The heroine Elspeth is Lady Elspeth, the daughter of a Scottish earl, though she stops using her title during the Great War. She finds herself torn between two loves, but not lovers. This is 1914 and they follow propriety restraints of their day and station. She falls first for Alain, the brother of a boarding school friend, before the war begins. He is a handsome Frenchman and she is pleased he plans to ask her cousin for her hand in marriage. But when war comes quickly to France and she tries to return to Great Britain, Elspeth encounters chaos. She meets Peter Gilchrist, a military captain and the son of a Scottish laird from back home. Peter sparks a different reaction than Alain, one more romantic in thought but not in deed. She has already given Alain the impression that she will marry him once properly asked, though they are now separated by war.
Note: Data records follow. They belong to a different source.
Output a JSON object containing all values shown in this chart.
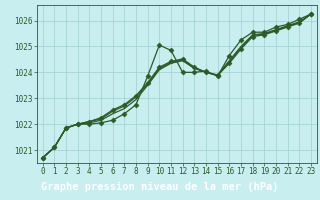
{
  "title": "Graphe pression niveau de la mer (hPa)",
  "background_color": "#c8eef0",
  "grid_color": "#9ecfcf",
  "line_color": "#2d5a27",
  "xlim": [
    -0.5,
    23.5
  ],
  "ylim": [
    1020.5,
    1026.6
  ],
  "yticks": [
    1021,
    1022,
    1023,
    1024,
    1025,
    1026
  ],
  "xticks": [
    0,
    1,
    2,
    3,
    4,
    5,
    6,
    7,
    8,
    9,
    10,
    11,
    12,
    13,
    14,
    15,
    16,
    17,
    18,
    19,
    20,
    21,
    22,
    23
  ],
  "series": [
    {
      "x": [
        0,
        1,
        2,
        3,
        4,
        5,
        6,
        7,
        8,
        9,
        10,
        11,
        12,
        13,
        14,
        15,
        16,
        17,
        18,
        19,
        20,
        21,
        22,
        23
      ],
      "y": [
        1020.7,
        1021.1,
        1021.85,
        1022.0,
        1022.0,
        1022.05,
        1022.15,
        1022.4,
        1022.75,
        1023.85,
        1025.05,
        1024.85,
        1024.0,
        1024.0,
        1024.05,
        1023.85,
        1024.65,
        1025.25,
        1025.55,
        1025.55,
        1025.75,
        1025.85,
        1026.05,
        1026.25
      ],
      "marker": true,
      "marker_style": "D",
      "marker_size": 2.5,
      "linewidth": 0.9
    },
    {
      "x": [
        0,
        1,
        2,
        3,
        4,
        5,
        6,
        7,
        8,
        9,
        10,
        11,
        12,
        13,
        14,
        15,
        16,
        17,
        18,
        19,
        20,
        21,
        22,
        23
      ],
      "y": [
        1020.7,
        1021.1,
        1021.85,
        1022.0,
        1022.05,
        1022.15,
        1022.4,
        1022.6,
        1022.95,
        1023.5,
        1024.1,
        1024.35,
        1024.45,
        1024.15,
        1024.0,
        1023.9,
        1024.45,
        1025.0,
        1025.45,
        1025.5,
        1025.65,
        1025.8,
        1025.95,
        1026.25
      ],
      "marker": false,
      "linewidth": 0.9
    },
    {
      "x": [
        0,
        1,
        2,
        3,
        4,
        5,
        6,
        7,
        8,
        9,
        10,
        11,
        12,
        13,
        14,
        15,
        16,
        17,
        18,
        19,
        20,
        21,
        22,
        23
      ],
      "y": [
        1020.7,
        1021.1,
        1021.85,
        1022.0,
        1022.1,
        1022.2,
        1022.5,
        1022.7,
        1023.05,
        1023.55,
        1024.15,
        1024.38,
        1024.48,
        1024.18,
        1024.0,
        1023.88,
        1024.4,
        1024.95,
        1025.42,
        1025.48,
        1025.62,
        1025.78,
        1025.92,
        1026.25
      ],
      "marker": false,
      "linewidth": 0.9
    },
    {
      "x": [
        0,
        1,
        2,
        3,
        4,
        5,
        6,
        7,
        8,
        9,
        10,
        11,
        12,
        13,
        14,
        15,
        16,
        17,
        18,
        19,
        20,
        21,
        22,
        23
      ],
      "y": [
        1020.7,
        1021.1,
        1021.85,
        1022.0,
        1022.1,
        1022.25,
        1022.55,
        1022.75,
        1023.1,
        1023.6,
        1024.2,
        1024.42,
        1024.52,
        1024.2,
        1024.0,
        1023.88,
        1024.35,
        1024.9,
        1025.38,
        1025.45,
        1025.6,
        1025.75,
        1025.9,
        1026.25
      ],
      "marker": true,
      "marker_style": "D",
      "marker_size": 2.5,
      "linewidth": 0.9
    }
  ],
  "title_bg": "#2d5a27",
  "title_fg": "#ffffff",
  "title_fontsize": 7.5,
  "tick_fontsize": 5.5
}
The war is foremost, and defying what is expected of her, Elspeth becomes a nurse on the battlefield in France, though she knows her guardian cousin would disapprove.
Elspeth learns as much about herself – and being defined by things she has earned rather than titles imposed – as she does how to assist wartime surgeons. The title refers to the walnut tree at the home of one of Elspeth’s fellow nurses in England, where she spends Christmas 1914 mending one of her loves. “The Walnut Tree” is worth reading any time of year, but in this month of December, a great gift to place under a Christmas tree.